5. L'objet même du référé organisé par les dispositions précitées de l'article L. 521-1 du code de justice administrative est de permettre, dans tous les cas où l'urgence le justifie, la suspension dans les meilleurs délais d'une décision administrative contestée par le demandeur. Une telle possibilité est ouverte y compris dans le cas où un texte législatif ou réglementaire impose l'exercice d'un recours administratif préalable avant de saisir le juge de l'excès de pouvoir, sans donner un caractère suspensif à ce recours obligatoire. Dans une telle hypothèse, la suspension peut être demandée au juge des référés sans attendre que l'administration ait statué sur le recours préalable, dès lors que l'intéressé a justifié, en produisant une copie de ce recours, qu'il a engagé les démarches nécessaires auprès de l'administration pour obtenir l'annulation ou la réformation de la décision contestée. Saisi d'une telle demande de suspension, le juge des référés peut y faire droit si l'urgence justifie la suspension avant même que l'administration ait statué sur le recours préalable et s'il est fait état d'un moyen propre à créer, en l'état de l'instruction, un doute sérieux quant à la légalité de la décision. Sauf s'il en décide autrement, la mesure qu'il ordonne en ce sens vaut, au plus tard, jusqu'à l'intervention de la décision administrative prise sur le recours présenté par l'intéressé. Enfin, si une décision implicite ou explicite de rejet de ce recours préalable obligatoire intervient avant qu'il n'ait statué, le juge des référés reste néanmoins saisi si le requérant présente une requête tendant à l'annulation de cette dernière décision et s'il lui en adresse une copie ou si le juge constate qu'elle a été adressée au greffe et la verse au dossier.

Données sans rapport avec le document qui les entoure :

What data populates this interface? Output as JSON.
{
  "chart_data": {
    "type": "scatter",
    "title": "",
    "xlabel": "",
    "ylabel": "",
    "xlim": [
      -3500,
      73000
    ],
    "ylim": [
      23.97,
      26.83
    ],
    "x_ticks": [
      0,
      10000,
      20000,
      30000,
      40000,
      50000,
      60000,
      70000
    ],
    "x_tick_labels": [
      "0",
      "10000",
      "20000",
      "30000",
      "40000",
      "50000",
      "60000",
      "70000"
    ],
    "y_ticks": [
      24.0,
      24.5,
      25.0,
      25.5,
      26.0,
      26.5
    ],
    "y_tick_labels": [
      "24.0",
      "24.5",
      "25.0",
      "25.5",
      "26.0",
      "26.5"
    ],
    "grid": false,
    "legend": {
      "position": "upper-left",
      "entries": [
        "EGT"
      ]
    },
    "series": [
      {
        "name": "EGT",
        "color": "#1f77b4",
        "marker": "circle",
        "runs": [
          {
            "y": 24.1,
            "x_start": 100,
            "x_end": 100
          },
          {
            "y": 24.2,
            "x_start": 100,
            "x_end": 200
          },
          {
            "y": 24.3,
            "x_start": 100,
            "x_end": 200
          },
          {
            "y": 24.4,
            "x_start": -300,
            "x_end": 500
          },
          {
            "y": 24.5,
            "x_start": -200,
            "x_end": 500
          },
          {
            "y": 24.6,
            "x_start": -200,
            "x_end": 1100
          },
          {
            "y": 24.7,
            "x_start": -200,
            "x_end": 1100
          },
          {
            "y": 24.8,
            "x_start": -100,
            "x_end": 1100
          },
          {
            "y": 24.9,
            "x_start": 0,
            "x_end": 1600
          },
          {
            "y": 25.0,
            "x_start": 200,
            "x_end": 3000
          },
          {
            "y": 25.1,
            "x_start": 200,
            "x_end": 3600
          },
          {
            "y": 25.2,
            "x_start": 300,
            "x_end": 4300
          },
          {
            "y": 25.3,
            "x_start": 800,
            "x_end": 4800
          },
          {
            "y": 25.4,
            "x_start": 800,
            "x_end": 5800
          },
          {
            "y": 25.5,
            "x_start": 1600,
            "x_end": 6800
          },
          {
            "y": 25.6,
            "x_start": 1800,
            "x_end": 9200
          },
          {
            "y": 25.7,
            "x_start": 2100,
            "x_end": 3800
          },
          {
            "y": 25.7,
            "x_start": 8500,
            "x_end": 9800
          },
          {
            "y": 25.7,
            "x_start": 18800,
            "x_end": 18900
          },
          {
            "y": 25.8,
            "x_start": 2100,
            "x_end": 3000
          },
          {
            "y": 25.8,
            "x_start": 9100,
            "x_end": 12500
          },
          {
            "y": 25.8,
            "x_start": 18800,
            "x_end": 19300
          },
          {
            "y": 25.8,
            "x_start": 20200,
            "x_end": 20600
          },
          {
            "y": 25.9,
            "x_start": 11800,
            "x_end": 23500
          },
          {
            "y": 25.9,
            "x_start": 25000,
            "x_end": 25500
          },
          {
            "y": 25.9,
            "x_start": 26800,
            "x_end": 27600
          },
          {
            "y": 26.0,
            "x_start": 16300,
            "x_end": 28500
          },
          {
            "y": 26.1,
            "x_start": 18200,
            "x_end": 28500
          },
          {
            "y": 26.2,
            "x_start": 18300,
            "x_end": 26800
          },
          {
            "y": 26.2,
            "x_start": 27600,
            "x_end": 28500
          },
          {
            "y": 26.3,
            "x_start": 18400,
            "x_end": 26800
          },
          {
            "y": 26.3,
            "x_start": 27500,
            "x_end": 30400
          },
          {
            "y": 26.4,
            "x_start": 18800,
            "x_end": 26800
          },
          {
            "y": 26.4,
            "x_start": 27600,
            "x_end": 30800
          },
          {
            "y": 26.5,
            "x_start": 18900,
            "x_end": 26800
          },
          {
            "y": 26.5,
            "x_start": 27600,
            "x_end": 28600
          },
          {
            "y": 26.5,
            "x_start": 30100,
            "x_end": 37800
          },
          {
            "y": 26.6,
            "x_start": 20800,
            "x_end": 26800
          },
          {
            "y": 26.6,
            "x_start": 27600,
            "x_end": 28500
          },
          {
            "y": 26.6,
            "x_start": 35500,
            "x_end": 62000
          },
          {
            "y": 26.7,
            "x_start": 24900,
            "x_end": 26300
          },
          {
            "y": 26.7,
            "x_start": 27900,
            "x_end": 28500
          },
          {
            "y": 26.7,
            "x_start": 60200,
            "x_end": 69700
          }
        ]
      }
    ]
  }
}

6. En l'espèce, il résulte de l'instruction que M. B ne justifie, ni même l'allègue avoir saisi le directeur général de l'OFII du recours administratif préalable obligatoire auquel est soumis, en application de l'article D. 551-17 du code de l'entrée et du séjour des étrangers et du droit d'asile, tout recours contentieux dirigé contre une décision de refus des conditions matérielles d'accueil des demandeurs d'asile. Par suite, les conclusions de M. B tendant à la suspension de l'exécution de la décision implicite du 9 octobre 2023 refusant le bénéfice des conditions matérielles d'accueil à son profit sont manifestement irrecevables.

7. Il résulte de ce qui précède et sans qu'il soit besoin d'examiner l'existence de moyens de nature à créer un doute sérieux quant à la légalité de la décision contestée, qu'il y a lieu, en application de l'article L. 522-3 du code de justice administrative, de rejeter l'ensemble des conclusions de la requête en référé présentée par M. B.

O R D O N N E :

Article 1er : M. B n'est pas admis, à titre provisoire, au bénéfice de l'aide juridictionnelle.

Article 2 : Le surplus des conclusions de la requête de M. B est rejeté.

Article 3 : La présente ordonnance sera notifiée à M. C B .

Fait à Paris, le 25 janvier 2024 .

Le juge des référés,

S. VIDAL

La République mande et ordonne au ministre de l'intérieur et des outre-mer, en ce qui le concerne ou à tous commissaires à ce requis en ce qui concerne les voies de droit commun, contre les parties privées, de pourvoir à l'exécution de la présente décision.